- Dieu est grand je suis toute petite
- Directed by: Pascale Bailly
- Written by: Pascale Bailly Alain Tasma
- Produced by: Alain Sarde Georges Benayoun
- Starring: Audrey Tautou; Edouard Baer;
- Cinematography: Antoine Roch
- Edited by: Lise Beaulieu Jean-Pierre Viguie
- Music by: Stéphane Malca Fabrice Naud
- Distributed by: Mars Distribution
- Release date: 2001;
- Running time: 100 minutes
- Country: France
- Language: French / Hebrew
- Budget: $3 million^{[citation needed]}
- Box office: $1.9 million

= God Is Great and I'm Not =

2001 film by Pascale Bailly

God Is Great and I'm Not (Dieu est grand, je suis toute petite; God Is Great, I'm Not) is a 2001 French romantic comedy film directed by Pascale Bailly starring Audrey Tautou and Edouard Baer. It was released in 2001, following Tautou's international success in Le Fabuleux Destin d'Amélie Poulain.

==Cast==
- Audrey Tautou as Michèle
- Edouard Baer as François
- Julie Depardieu as Valérie
- Catherine Jacob as Evelyne
- Philippe Laudenbach as Jean
- Cathy Verney as Florence
- Anna Koch as Régine
- Thierry Neuvic as The first patient

== Plot ==
Michèle's writes her first journal entry, "I am 20 years old, and I have ruined my life!" This is just one of the many journal entry titles that are flashed before every particular scene in the film. Michèle had just recently broken up with her boyfriend so she meets up with some of her friends at a café. It is there that she meets the charming veterinarian François. Though Michèle has a promising modeling career, she feels that something, or someone, is missing in her life. François quickly fills this void, and Michèle feels partially whole. She first claims that she is Catholic but is dissatisfied with the results of praying and worshipping.

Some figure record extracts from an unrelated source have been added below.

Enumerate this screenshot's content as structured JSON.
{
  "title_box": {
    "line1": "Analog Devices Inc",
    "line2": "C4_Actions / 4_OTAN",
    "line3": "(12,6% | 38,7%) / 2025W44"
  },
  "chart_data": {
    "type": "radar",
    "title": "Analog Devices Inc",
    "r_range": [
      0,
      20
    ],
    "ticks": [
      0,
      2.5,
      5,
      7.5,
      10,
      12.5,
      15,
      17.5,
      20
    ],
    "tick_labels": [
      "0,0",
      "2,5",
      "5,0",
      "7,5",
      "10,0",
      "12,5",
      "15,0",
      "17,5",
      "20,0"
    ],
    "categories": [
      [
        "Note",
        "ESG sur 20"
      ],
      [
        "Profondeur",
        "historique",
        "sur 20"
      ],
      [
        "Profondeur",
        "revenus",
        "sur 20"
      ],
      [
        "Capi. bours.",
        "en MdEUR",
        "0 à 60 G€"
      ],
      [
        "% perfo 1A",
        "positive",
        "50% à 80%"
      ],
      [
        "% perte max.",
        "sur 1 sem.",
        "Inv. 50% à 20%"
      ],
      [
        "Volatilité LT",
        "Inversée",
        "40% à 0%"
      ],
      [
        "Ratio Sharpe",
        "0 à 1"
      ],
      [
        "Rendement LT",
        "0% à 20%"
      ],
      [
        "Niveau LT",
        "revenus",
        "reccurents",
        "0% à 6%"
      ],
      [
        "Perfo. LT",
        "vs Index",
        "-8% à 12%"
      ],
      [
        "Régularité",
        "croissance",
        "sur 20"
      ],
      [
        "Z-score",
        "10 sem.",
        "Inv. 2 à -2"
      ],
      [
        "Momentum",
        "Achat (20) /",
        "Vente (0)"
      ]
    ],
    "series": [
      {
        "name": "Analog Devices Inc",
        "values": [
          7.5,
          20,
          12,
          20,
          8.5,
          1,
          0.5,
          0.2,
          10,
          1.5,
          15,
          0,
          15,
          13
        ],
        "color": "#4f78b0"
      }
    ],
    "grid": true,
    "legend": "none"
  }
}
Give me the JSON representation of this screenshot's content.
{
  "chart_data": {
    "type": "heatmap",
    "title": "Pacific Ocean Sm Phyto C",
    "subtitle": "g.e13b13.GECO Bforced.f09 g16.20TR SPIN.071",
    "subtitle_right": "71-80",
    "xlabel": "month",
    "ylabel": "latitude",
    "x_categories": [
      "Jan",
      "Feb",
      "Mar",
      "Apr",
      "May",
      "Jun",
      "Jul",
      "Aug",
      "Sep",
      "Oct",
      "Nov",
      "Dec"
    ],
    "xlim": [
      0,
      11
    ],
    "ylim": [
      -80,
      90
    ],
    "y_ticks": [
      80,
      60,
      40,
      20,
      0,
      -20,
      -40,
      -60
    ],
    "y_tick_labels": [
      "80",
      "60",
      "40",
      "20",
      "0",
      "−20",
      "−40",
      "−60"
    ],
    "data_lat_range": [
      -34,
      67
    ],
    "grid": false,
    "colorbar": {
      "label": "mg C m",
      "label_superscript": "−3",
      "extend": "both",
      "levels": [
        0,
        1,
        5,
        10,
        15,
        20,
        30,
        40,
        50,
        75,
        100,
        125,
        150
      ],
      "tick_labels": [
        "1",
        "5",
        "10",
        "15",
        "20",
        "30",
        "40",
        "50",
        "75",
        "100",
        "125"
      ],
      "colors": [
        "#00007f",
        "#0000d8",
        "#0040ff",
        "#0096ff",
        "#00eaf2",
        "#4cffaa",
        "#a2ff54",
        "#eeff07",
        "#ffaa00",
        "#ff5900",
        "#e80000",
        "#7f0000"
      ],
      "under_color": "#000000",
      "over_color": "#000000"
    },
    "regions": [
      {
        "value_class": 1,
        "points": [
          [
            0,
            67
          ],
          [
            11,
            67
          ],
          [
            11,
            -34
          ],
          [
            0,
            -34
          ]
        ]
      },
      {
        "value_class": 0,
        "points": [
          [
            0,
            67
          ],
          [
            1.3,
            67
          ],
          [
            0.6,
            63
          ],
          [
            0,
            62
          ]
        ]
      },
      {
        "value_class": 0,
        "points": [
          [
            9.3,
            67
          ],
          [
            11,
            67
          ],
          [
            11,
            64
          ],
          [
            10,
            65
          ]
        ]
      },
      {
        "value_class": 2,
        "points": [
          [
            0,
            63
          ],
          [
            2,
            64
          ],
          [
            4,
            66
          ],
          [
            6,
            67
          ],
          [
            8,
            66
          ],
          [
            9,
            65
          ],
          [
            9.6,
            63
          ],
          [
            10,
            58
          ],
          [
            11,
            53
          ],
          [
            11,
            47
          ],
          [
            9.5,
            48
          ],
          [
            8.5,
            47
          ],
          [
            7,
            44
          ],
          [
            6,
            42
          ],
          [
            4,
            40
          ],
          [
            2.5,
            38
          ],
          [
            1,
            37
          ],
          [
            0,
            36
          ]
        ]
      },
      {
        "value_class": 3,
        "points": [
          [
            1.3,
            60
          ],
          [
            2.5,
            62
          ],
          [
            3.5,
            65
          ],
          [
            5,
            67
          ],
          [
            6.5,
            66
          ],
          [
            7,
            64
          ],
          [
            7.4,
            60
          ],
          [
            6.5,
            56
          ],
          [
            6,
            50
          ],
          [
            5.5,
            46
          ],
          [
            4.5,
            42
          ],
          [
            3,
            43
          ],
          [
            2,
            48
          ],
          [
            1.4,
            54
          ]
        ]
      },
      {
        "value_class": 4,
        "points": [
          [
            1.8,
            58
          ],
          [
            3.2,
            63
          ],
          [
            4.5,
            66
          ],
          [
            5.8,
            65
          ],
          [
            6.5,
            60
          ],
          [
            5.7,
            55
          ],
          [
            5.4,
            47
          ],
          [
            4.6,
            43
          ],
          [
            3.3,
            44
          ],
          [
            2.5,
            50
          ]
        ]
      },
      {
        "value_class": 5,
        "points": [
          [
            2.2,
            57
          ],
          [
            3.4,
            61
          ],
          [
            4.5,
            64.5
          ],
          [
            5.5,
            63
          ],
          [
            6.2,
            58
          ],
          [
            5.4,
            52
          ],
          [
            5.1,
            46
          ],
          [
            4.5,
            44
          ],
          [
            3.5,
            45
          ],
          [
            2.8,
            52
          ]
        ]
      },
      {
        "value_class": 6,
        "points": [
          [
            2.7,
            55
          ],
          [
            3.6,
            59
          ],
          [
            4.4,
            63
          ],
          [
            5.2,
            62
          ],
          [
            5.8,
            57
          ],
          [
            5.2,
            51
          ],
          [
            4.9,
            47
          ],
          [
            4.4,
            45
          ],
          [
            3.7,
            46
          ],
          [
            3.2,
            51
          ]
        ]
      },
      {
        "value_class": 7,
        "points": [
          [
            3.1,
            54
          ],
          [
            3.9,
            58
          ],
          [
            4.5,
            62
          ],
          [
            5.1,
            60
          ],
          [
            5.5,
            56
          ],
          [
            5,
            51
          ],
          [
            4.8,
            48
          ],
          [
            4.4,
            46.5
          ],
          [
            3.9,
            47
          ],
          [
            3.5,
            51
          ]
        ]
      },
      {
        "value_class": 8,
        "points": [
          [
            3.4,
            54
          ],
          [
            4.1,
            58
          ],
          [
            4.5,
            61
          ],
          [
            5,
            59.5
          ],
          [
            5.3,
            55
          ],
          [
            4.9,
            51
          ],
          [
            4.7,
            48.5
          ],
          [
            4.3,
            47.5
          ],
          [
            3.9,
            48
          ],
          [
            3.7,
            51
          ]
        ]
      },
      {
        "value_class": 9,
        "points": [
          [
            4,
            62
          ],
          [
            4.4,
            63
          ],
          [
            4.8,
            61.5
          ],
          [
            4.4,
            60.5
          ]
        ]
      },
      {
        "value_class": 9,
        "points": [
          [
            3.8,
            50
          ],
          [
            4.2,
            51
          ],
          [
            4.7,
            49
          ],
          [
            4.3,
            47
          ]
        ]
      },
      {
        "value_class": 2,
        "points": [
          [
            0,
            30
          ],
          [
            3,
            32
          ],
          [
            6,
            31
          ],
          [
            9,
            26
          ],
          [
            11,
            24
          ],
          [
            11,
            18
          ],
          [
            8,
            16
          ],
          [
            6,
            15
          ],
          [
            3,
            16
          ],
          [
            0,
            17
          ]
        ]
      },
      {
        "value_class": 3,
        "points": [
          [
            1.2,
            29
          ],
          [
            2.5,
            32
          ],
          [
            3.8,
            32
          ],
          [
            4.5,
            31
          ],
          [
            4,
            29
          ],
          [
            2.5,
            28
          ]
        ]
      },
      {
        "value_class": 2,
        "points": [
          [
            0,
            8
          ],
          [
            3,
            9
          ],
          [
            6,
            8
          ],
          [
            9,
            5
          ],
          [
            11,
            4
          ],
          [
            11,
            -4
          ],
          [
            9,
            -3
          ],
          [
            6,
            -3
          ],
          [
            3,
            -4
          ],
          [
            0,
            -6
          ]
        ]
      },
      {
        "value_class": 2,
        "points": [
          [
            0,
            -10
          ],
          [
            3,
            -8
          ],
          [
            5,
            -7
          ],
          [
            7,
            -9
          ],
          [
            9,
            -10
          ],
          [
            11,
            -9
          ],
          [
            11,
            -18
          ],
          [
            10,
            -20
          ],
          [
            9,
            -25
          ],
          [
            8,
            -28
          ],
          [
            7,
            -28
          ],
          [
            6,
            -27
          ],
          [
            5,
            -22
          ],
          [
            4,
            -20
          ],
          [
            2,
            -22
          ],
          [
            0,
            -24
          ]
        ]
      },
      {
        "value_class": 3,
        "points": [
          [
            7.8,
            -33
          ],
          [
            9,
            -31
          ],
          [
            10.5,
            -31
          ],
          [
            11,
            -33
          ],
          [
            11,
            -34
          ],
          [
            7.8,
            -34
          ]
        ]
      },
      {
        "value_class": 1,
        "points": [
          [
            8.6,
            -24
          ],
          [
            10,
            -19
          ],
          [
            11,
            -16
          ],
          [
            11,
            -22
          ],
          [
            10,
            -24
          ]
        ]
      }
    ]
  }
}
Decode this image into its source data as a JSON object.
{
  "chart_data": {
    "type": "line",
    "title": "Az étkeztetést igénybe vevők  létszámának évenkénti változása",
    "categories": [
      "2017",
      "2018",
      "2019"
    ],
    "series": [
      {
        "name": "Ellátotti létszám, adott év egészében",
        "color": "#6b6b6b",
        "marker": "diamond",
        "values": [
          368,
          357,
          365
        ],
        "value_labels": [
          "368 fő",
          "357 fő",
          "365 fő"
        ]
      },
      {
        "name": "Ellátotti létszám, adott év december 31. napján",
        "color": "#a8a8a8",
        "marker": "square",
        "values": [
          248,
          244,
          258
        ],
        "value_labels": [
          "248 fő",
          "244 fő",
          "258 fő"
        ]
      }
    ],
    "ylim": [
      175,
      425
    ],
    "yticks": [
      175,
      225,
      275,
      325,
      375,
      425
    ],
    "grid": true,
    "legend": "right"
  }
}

By recommendation, she begins to follow Buddhism through meditation and use of elaborate costume jewelry. Eventually, she discovers that François is Jewish; however, he does not practice his faith. Throughout the film, she immerses herself in Judaism, following traditions such as the Sabbath. François breaks up with her by telling her "your touch sickens me", after accusing her of lying. He then engages in several other affairs but fails to ever marry. She attempts to date a few men but does not create any true connections. Finally, at a wedding of their friend Valérie, Francois has broken up with yet another woman and claims to desire her. The movie ends with the famous line, "...to be continued" leaving viewers curious about their future.

== Reception ==
On Rotten Tomatoes the film has an approval rating of 25% based on reviews from 24 critics. On Metacritic the film has a score of 37% based on reviews from 11 critics, indicating "generally unfavorable reviews".